Conditional victimization of application-based cached content
SourceTarget
source-input-param
target-input-param or an absolute value
source-cookie
target-cookie or an absolute value
source-request-header
target-request-header or an absolute value

Limiting cache size and triggering a flush

Pramati Server maintains cache for every virtual host. You can set a maximum cache size (in megabytes) for a virtual host in the web configuration XML. When the maximum cache size is reached, the cache content must be invalidated based on the victimization mechanism. Pramati Server currently provides the Least Recently Used victimization mechanism, in which keys least recently accessed are removed. When cache size is full, 20 per cent of the space is invalidated and vacated. For example, if cache size is 10 MB, LRU keys occupying 2 MB space are invalidated when the maximum cache size is reached.

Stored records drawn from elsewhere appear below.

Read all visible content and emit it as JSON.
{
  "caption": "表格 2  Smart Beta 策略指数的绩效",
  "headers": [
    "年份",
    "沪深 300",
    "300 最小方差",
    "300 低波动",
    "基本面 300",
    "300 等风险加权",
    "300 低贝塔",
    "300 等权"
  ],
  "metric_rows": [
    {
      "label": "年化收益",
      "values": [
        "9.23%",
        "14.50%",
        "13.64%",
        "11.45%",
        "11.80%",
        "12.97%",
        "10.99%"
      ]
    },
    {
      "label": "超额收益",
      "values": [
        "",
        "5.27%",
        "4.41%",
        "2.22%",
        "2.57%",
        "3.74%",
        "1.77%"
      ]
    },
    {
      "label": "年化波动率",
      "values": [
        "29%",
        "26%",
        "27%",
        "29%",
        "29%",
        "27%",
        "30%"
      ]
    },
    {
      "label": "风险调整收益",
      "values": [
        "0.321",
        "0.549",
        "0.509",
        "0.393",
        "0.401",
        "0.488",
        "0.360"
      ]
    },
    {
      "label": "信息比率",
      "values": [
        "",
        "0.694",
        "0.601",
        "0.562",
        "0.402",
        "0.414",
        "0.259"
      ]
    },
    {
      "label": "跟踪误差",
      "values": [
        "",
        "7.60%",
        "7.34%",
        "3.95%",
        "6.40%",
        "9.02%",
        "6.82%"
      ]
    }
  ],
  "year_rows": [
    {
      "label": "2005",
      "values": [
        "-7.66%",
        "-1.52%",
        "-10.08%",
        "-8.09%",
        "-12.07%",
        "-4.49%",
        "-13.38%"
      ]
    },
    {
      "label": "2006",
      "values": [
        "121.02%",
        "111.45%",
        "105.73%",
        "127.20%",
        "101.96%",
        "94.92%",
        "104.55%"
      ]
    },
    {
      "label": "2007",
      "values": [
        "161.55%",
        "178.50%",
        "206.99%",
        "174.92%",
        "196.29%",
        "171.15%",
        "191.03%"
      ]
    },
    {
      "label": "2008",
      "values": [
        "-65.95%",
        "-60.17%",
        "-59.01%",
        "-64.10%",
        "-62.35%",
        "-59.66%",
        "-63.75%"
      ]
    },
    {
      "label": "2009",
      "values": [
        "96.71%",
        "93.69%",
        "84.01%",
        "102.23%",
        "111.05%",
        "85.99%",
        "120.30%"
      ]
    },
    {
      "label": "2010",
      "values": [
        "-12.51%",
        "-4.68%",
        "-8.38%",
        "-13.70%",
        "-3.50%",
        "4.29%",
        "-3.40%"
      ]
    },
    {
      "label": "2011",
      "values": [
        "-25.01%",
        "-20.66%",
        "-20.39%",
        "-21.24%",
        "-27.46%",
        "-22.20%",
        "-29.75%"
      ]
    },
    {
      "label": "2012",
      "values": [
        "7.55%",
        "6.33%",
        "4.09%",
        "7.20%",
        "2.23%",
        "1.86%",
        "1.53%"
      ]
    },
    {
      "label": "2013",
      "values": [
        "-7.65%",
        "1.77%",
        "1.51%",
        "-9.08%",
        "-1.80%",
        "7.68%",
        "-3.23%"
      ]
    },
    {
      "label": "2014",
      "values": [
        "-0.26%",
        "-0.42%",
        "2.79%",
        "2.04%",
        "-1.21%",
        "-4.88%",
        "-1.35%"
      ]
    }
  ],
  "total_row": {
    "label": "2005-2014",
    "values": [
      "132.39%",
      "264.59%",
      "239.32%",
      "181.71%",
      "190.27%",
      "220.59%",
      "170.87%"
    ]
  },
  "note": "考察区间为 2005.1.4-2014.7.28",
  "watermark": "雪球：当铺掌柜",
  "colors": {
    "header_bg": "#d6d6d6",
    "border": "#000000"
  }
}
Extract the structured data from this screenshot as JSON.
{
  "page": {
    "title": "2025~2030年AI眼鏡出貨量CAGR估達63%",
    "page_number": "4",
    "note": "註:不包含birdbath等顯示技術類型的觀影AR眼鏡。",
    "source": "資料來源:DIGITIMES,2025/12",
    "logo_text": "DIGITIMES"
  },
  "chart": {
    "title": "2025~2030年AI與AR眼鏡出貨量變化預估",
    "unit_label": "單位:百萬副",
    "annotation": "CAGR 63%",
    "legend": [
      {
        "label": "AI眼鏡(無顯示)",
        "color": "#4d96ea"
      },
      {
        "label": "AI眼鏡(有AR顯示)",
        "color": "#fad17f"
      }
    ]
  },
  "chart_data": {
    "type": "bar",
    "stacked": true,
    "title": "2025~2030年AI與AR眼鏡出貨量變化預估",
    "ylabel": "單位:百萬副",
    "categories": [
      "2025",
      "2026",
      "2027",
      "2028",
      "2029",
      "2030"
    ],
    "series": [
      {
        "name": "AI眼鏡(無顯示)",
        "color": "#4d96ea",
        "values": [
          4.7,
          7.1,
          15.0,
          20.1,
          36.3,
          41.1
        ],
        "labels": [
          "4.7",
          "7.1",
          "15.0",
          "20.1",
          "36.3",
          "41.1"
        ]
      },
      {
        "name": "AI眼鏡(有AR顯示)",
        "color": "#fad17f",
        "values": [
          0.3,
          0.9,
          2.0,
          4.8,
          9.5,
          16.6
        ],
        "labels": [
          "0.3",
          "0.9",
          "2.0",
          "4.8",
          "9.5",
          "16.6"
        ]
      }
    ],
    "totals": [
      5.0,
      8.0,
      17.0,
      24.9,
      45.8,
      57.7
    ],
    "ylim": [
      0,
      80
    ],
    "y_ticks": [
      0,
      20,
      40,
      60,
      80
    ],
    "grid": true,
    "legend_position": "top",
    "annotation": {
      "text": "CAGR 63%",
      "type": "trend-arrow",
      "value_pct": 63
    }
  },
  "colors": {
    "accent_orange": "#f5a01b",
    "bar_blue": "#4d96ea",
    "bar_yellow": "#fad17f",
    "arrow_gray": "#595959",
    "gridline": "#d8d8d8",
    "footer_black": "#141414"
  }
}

Writing a custom invalidation rule

Developers can write their own caching rule for Pramati Dynamic Content Cache Server by implementing com.pramati.web.dyncache.DynCacheInvalidatorInterface. See Pramati Server Technical Reference for more details.

Summary

Pramati Dynamic Content Cache Server is designed to accelerate the performance of dynamic web-based applications. Dynamic Content Cache Server can become the primary delivery vehicle for most content, leaving the web server to manage updates and publish new content. Apart from being a part of the e-business infrastructure, the Server provides flexiblity to developers to configure caching rules that can truly improve their web application performance.